Coefficient Extraction of SAC305 Solder Constitutive Equations Using Equation-Informed Neural Networks
Round 1
Reviewer 1 Report
Comments for author File: Comments.pdf
Authors are advised to double check the manuscript to avoid typing and grammatical errors
Author Response
Please see the attachment.
Author Response File: Author Response.pdf
Reviewer 2 Report
In this manuscript, authors developed the concept of equation-informed neural networks (EINS) as an efficient method for extracting the coefficients of constitutive equations. Subsequently, numerical Bayesian inference (BI) iterations were applied to estimate the distribution of these coefficients, thereby further refining them. The idea seems interesting, however some points were not clear. Although a comparison with the literature was presented, the references used were published more than a decade ago. This practice leaves the scientific contribution of the manuscript in doubt. What is the state of the art in the subject addressed?
Some additional comments
1. According to the International System of Units (SI) 9th edition 2019,
a) When the symbol % is used, a space separates the number and the symbol %.
b) The numerical value always precedes the unit and a space is always used to separate the unit from the number. Thus, the value of the quantity is the product of the number and the unit. The space between the number and the unit is regarded as a multiplication sign (just as a space between units implies multiplication). The only exceptions to this rule are for the unit symbols for degree, minute and second for plane angle, °, ′ and ″, respectively, for which no space is left between the numerical value and the unit symbol.

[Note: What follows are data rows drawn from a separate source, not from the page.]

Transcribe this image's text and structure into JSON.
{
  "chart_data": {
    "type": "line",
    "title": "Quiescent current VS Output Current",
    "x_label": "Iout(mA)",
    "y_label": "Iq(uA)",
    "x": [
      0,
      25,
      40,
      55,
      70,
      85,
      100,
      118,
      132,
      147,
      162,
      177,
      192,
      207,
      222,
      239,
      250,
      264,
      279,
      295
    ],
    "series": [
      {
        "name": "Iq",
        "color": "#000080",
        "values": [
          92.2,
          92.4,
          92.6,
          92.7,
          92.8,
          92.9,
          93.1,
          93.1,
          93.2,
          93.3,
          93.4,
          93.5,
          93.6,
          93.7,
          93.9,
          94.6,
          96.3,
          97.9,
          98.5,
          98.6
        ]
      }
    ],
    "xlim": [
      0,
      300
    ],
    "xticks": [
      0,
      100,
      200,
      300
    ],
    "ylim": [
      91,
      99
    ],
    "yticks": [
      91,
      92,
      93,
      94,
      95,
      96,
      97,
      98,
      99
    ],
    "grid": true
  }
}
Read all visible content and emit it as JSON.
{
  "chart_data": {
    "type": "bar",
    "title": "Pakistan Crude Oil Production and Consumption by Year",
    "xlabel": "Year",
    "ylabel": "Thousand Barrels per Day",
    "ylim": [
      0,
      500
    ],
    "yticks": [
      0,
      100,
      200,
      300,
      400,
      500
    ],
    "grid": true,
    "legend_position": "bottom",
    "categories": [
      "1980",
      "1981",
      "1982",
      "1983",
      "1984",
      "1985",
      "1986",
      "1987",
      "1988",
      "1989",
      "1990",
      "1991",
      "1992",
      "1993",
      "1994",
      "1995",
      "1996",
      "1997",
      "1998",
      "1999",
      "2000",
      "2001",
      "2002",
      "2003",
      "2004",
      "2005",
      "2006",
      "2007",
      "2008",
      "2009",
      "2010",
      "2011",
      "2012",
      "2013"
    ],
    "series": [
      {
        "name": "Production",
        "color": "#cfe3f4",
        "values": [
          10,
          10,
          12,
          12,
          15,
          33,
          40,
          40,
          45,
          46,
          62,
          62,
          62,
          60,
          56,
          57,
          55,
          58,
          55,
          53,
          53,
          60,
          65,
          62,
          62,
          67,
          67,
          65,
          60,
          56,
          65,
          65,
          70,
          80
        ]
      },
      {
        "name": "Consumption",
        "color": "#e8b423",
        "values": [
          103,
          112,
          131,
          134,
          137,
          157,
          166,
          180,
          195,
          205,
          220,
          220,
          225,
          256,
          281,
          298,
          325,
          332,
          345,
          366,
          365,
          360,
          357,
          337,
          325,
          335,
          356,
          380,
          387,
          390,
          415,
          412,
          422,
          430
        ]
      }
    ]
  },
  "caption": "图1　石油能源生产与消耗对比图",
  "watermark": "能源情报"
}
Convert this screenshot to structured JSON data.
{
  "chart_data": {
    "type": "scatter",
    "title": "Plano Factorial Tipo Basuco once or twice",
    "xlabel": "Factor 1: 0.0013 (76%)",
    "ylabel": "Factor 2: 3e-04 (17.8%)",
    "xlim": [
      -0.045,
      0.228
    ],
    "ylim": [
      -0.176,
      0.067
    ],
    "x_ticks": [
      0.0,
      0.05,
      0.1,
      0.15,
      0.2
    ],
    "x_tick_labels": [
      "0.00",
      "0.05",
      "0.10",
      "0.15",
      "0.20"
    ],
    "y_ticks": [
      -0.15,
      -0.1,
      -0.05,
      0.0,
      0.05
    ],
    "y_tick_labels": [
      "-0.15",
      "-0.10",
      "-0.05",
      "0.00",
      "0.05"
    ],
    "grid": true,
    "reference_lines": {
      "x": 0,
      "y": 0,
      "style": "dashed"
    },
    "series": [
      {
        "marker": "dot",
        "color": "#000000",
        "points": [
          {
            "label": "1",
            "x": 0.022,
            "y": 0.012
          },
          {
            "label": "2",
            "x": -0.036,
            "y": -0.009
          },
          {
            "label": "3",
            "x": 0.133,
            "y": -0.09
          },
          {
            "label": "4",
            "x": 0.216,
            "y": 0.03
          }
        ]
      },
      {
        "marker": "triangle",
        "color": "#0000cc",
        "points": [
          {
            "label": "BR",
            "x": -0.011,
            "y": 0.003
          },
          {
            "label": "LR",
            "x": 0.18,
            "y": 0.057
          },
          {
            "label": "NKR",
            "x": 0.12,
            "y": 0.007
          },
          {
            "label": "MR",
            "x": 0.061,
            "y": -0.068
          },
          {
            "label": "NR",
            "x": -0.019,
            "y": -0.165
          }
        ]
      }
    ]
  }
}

These comments are valid for the whole manuscript.
c) Following the 9th CGPM (1948, Resolution 7) and the 22nd CGPM (2003, Resolution 10), for numbers with many digits the digits may be divided into groups of three by a space, in order to facilitate reading. Neither dots nor commas are inserted in the spaces between groups of three. However, when there are only four digits before or after the decimal marker, it is customary not to use a space to isolate a single digit. The practice of grouping digits in this way is a matter of choice; it is not always followed in certain specialized applications such as engineering drawings, financial statements and scripts to be read by a computer.
d) Although temperature can be expressed in K and °C, both units accepted by the SI, standardization is recommended.
2. Take care with the manuscript formatting. Tables 5 and 7 were divided into two pages. There are subtitles that were left at the end of the page.
Also check the writing.
3. Check the number of significant digits in the results shown in Tables 5 and 7.
4. Check the writing of the title of Figure 12. Lack of space between declared temperature values.
5. On page 2, Line 67 t0 67 “Moreover, the obtained coefficients based on the least square method are sensitive to the outliners, and this method does not apply to the censored data.”
Outliners or outliers? Check!
6. On Page 10, Line 271 “Although the distribution of the ??1 coefficients demonstrate a small faction of the outliners from BI integration as Figure 7, both ??2 272 and ??3 show statistical robustness within ±5% difference.”
a) Faction? Check?
b) Outliners? Check!
c) What does “statistical robustness” mean?
d) Difference or residuals?
7. The quality of Figure 8 should be improved.
8. What is the justification for using the experimental data from Motalab et al. [12,13]. These articles were published a decade ago. Xiao and Armstrong [10] was published in 2005. Other data from the literature could not have been used for this purpose as well? Several references published in the last 5 years are presented in the reference list.
a) Did you have access to numerical values of the variables of interest?
b) It is recommended to specify in each case which data were used.
c) Was the used dataset sufficient for validation?
Author Response
Please see the attachment.
Author Response File: Author Response.pdf
Reviewer 3 Report
The paper addresses important issue of identification of constitutive equations using neural network. In my opinion the paper is interesting. Nevertheless, I have some suggestion:
Application of neural networks have recently gained a lot of interest in the context of material modelling. In my opinion authors should emphasise more novelty of their paper against the background of the state of the art. In my opinion introduction should be enriched by the state of the art on neural networks approaches in this application.
Could you clarify in the text what is the data structure of inputs and outputs? Are this sampling points of single experimental curve (what type of experiment)? Are 1 000 Bayesian interfence interactions performed on the same data or different samples? If different samples, have you checked error of single identification ?
MSE in some case is very high. Could you comment more on that in the paper?
Author Response
Please see the attachment.
Author Response File: Author Response.pdf
Round 2
Reviewer 1 Report
The authors have corrected the manuscript according to comments. Now, the manuscript may be accepted in its present form.
Reviewer 2 Report
All my comments were satisfactorily addressed by the authors. I recommend the manuscript publication.
Reviewer 3 Report
In my opinion the paper could be published in the current form.